Word came last Friday that an old friend had passed. Years ago Marilyn had left Martha’s Vineyard, where I live, to return to her native Canada. She was a phone person; I’m not. I’m an email person; she wasn’t. Communication between us was sporadic, but we did manage to touch base at least once a year.
Marilyn was a retired teacher, and if anyone ever had a richer, more adventurous retirement I can hardly imagine it. She was a master of the fiber arts, spinning and weaving. She loathed Canadian winters and would usually spend the winter months in a warmer place, often in Central or South America, or in Goa, on the west coast of India. She’d come back with fabric ideas and stories about the people she met.
Marilyn was multi-talented. Along with spinning and weaving, she wrote wonderfully, sang in the same chorus I did, and made the world’s best chocolate chip cookies. She also had a genius for bringing together people who wouldn’t have connected otherwise. I was lucky enough to be one of them. She roped me into a group of women who gathered, usually in Marilyn’s kitchen but occasionally elsewhere, to write and share our writing.
A fire might be burning in the fireplace. Coffee was ready on the counter, a plate of chocolate cookies on the table, and not infrequently we’d have a nip of Black Bush on the side. My half-malamute dog Rhodry sometimes came along. Once when he was a puppy I forgot to keep an eye on him while we were writing. A thump from the living room brought us all out of our seats: little Rhodry had managed to get himself tangled up in one of Marilyn’s looms. I almost panicked, but Marilyn didn’t: she methodically disentangled the puppy from the precious weaving. Nothing was damaged. Then she insisted on recreating the scene so we could get a picture.

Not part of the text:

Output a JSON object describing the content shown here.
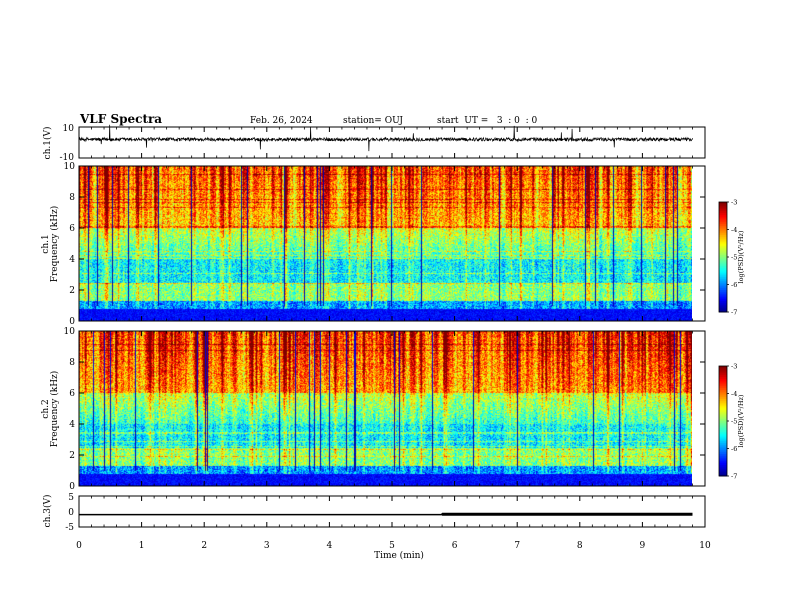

I’m an editor by trade and a writer by avocation, but I was hooked on computers by then. I typed on a keyboard and my words appeared on a screen. In Marilyn’s kitchen we wrote in longhand, in pen or pencil on yellow pads of paper. One of us would choose a word or a key phrase, set the timer for 10 or 15 or 20 minutes, and say “Go.” And we’d write write write till the timer went off.
Then we’d read what we’d written aloud to each other. No one had to read what she’d written, but we nearly always did. And what we wrote was amazing, sometimes startling, often beautiful or wry or laugh-out-loud funny, and sometimes all of it at once.
No one was more amazed than I. I’d fallen into the common writerly trap of thinking that writing was synonymous with suffering and angst, and especially that it was inevitably solitary. In Marilyn’s kitchen I learned otherwise. I learned that if I let myself go, I could cover two pages with words in 15 minutes or less, and that there would always be images and insights and whole anecdotes that I could then build on.
While working on my first novel somewhat later, I discovered that the surefire cure for writer’s block was to take pen and paper in hand and leave the computer behind. Later still, with first novel mostly done and me sinking into the writer’s equivalent of postpartum depression, I did Julia Cameron’s Artist’s Way workbook from beginning to end. Morning pages reminded me of the power of writing in longhand, and I’ve been doing most of my first-drafting that way ever since.
But the revelation first came in Marilyn’s kitchen, and another one too: that writing doesn’t always have to be a solitary struggle. Writing together can be exhilarating, and a reminder of what richness can pour from the pens of those who don’t consider themselves writers.